NPJ Regen Med. 2022 Jan 19;7(1):8. doi: 10.1038/s41536-021-00198-0.


Huntington's disease (HD) is a severe inherited neurological disorder caused by a CAG repeat expansion in the huntingtin gene (HTT), leading to the accumulation of mutant huntingtin with polyglutamine repeats. Despite its severity, there is no cure for this debilitating disease. HTT lowering strategies, including antisense oligonucleotides (ASO) showed promising results very recently. Attempts to develop stem cell-based therapeutics have shown efficacy in preclinical HD models.
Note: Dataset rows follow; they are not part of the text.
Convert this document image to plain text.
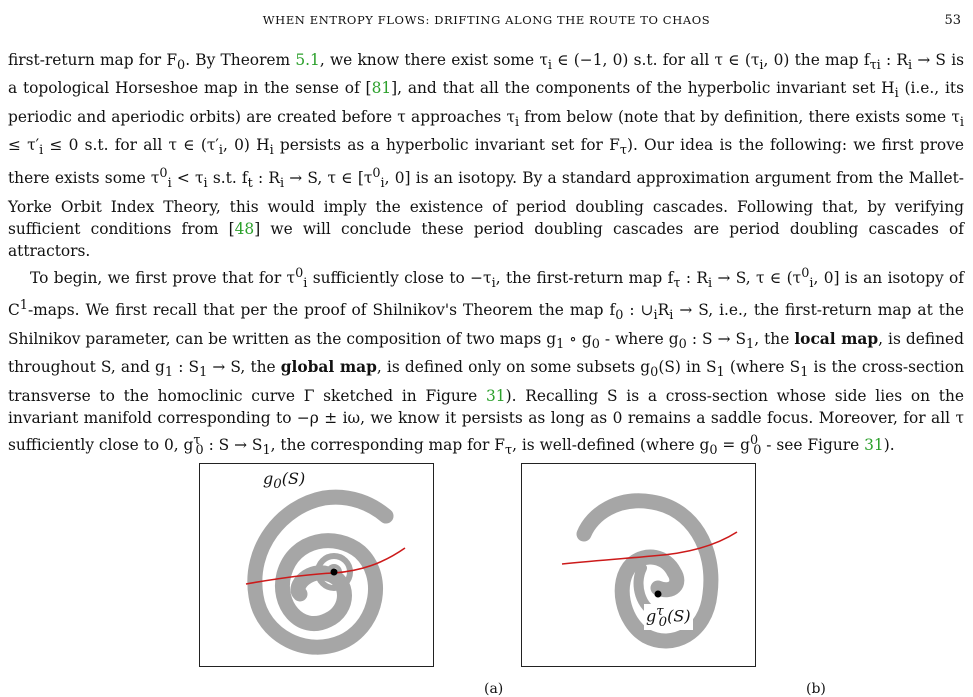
WHEN ENTROPY FLOWS: DRIFTING ALONG THE ROUTE TO CHAOS	53

first-return map for $F_0$. By Theorem 5.1, we know there exist some $\tau_i$ ∈ (−1, 0) s.t. for all τ ∈ ($\tau_i$, 0) the map $f_{\tau i}$ : $R_i \to S$ is a topological Horseshoe map in the sense of [81], and that all the components of the hyperbolic invariant set $H_i$ (i.e., its periodic and aperiodic orbits) are created before τ approaches $\tau_i$ from below (note that by definition, there exists some $\tau_i \le \tau'_i \le 0$ s.t. for all τ ∈ ($\tau'_i$, 0) $H_i$ persists as a hyperbolic invariant set for $F_\tau$). Our idea is the following: we first prove there exists some $\tau^0_i < \tau_i$ s.t. $f_t$ : $R_i \to S$, τ ∈ [$\tau^0_i$, 0] is an isotopy. By a standard approximation argument from the Mallet-Yorke Orbit Index Theory, this would imply the existence of period doubling cascades. Following that, by verifying sufficient conditions from [48] we will conclude these period doubling cascades are period doubling cascades of attractors.

To begin, we first prove that for $\tau^0_i$ sufficiently close to $-\tau_i$, the first-return map $f_\tau$ : $R_i \to S$, τ ∈ ($\tau^0_i$, 0] is an isotopy of $C^1$-maps. We first recall that per the proof of Shilnikov's Theorem the map $f_0$ : $\cup_iR_i \to S$, i.e., the first-return map at the Shilnikov parameter, can be written as the composition of two maps $g_1$ ∘ $g_0$ - where $g_0$ : $S \to S_1$, the local map, is defined throughout S, and $g_1$ : $S_1 \to S$, the global map, is defined only on some subsets $g_0(S)$ in $S_1$ (where $S_1$ is the cross-section transverse to the homoclinic curve Γ sketched in Figure 31). Recalling S is a cross-section whose side lies on the invariant manifold corresponding to −ρ ± iω, we know it persists as long as 0 remains a saddle focus. Moreover, for all τ sufficiently close to 0, $g^\tau_0$ : $S \to S_1$, the corresponding map for $F_\tau$, is well-defined (where $g_0 = g^0_0$ - see Figure 31).

$g_0(S)$
$g^\tau_0(S)$
(a)	(b)
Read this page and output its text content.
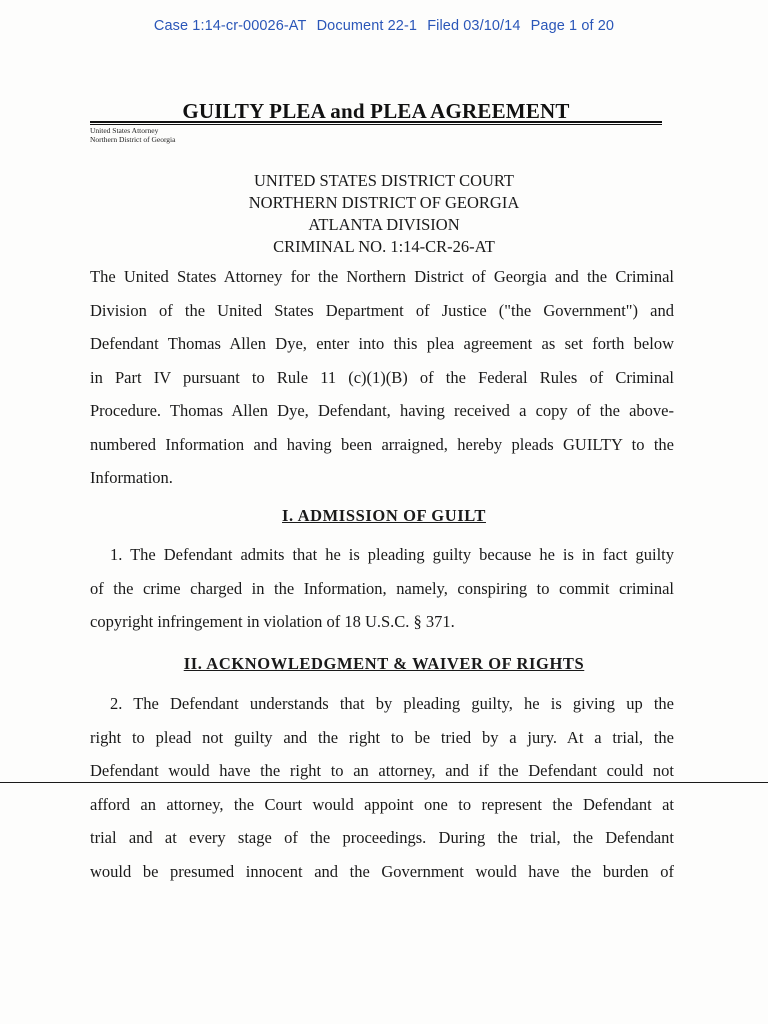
Case 1:14-cr-00026-AT Document 22-1 Filed 03/10/14 Page 1 of 20
GUILTY PLEA and PLEA AGREEMENT
United States Attorney
Northern District of Georgia
UNITED STATES DISTRICT COURT
NORTHERN DISTRICT OF GEORGIA
ATLANTA DIVISION
CRIMINAL NO. 1:14-CR-26-AT
The United States Attorney for the Northern District of Georgia and the Criminal
Division of the United States Department of Justice ("the Government") and
Defendant Thomas Allen Dye, enter into this plea agreement as set forth below
in Part IV pursuant to Rule 11 (c)(1)(B) of the Federal Rules of Criminal
Procedure. Thomas Allen Dye, Defendant, having received a copy of the above-
numbered Information and having been arraigned, hereby pleads GUILTY to the
Information.
I. ADMISSION OF GUILT
1. The Defendant admits that he is pleading guilty because he is in fact guilty
of the crime charged in the Information, namely, conspiring to commit criminal
copyright infringement in violation of 18 U.S.C. § 371.
II. ACKNOWLEDGMENT & WAIVER OF RIGHTS
2. The Defendant understands that by pleading guilty, he is giving up the
right to plead not guilty and the right to be tried by a jury. At a trial, the
Defendant would have the right to an attorney, and if the Defendant could not
afford an attorney, the Court would appoint one to represent the Defendant at
trial and at every stage of the proceedings. During the trial, the Defendant
would be presumed innocent and the Government would have the burden of
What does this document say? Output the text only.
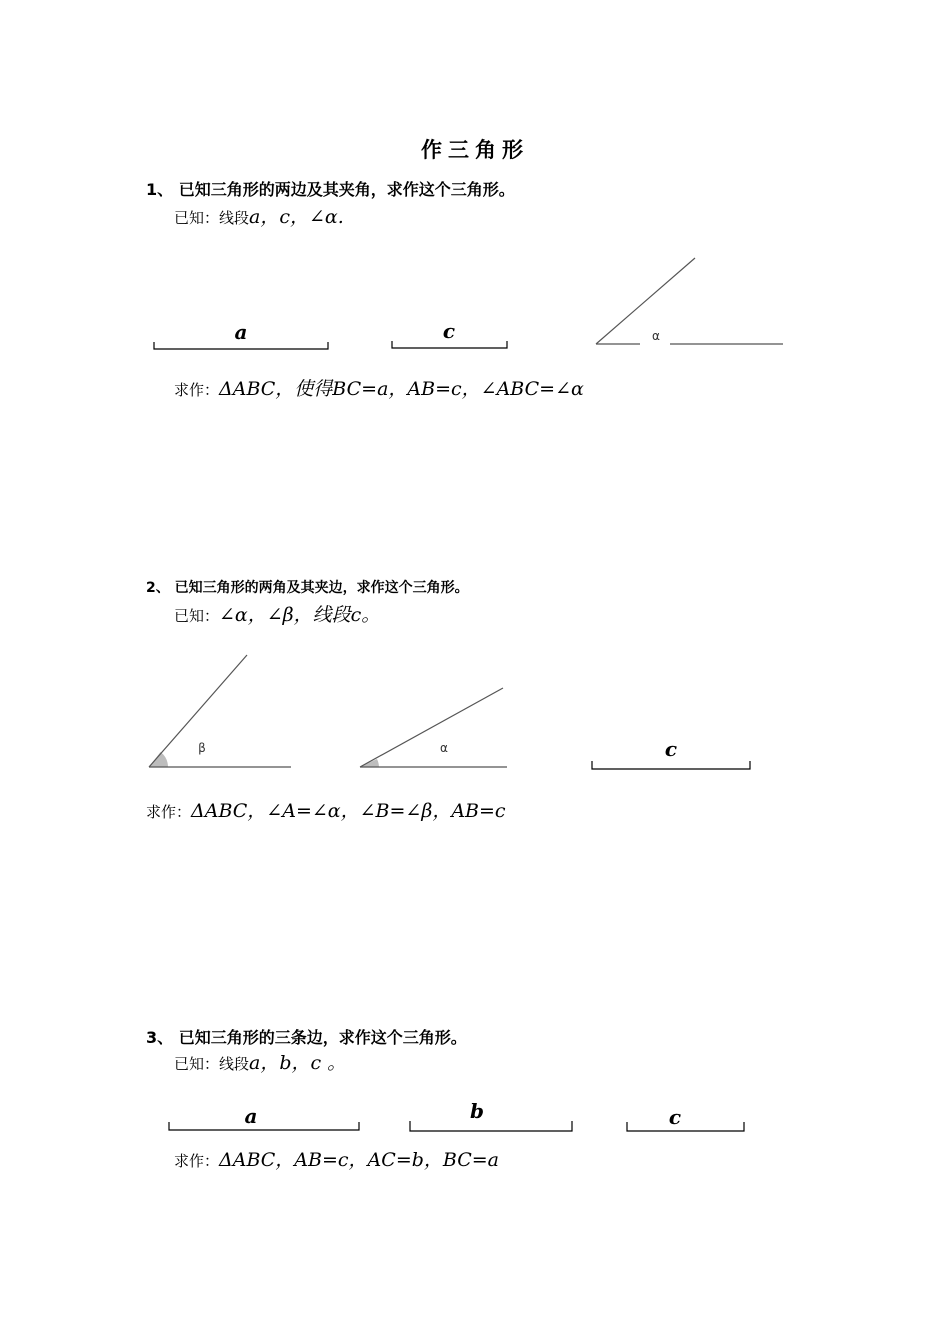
作三角形
1、 已知三角形的两边及其夹角，求作这个三角形。
已知：线段a，c，∠α.
求作：ΔABC，使得BC=a，AB=c，∠ABC=∠α
2、 已知三角形的两角及其夹边，求作这个三角形。
已知：∠α，∠β，线段c。
求作：ΔABC，∠A=∠α，∠B=∠β，AB=c
3、 已知三角形的三条边，求作这个三角形。
已知：线段a，b，c 。
求作：ΔABC，AB=c，AC=b，BC=a
a	c	α
β	α	c
a	b	c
Using an HD patient's autologous cells, which have genetic defects, may hamper therapeutic efficacy due to mutant HTT. Pretreating these cells to reduce mutant HTT expression and transcription may improve the transplanted cells' therapeutic efficacy. To investigate this, we targeted the SUPT4H1 gene that selectively supports the transcription of long trinucleotide repeats. Transplanting SUPT4H1-edited HD-induced pluripotent stem cell-derived neural precursor cells (iPSC-NPCs) into the YAC128 HD transgenic mouse model improved motor function compared to unedited HD iPSC-NPCs. Immunohistochemical analysis revealed reduced mutant HTT expression without compensating wild-type HTT expression. Further, SUPT4H1 editing increased neuronal and decreased reactive astrocyte differentiation in HD iPSC-NPCs compared to the unedited HD iPSC-NPCs. This suggests that ex vivo editing of SUPT4H1 can reduce mutant HTT expression and provide a therapeutic gene editing strategy for autologous stem cell transplantation in HD.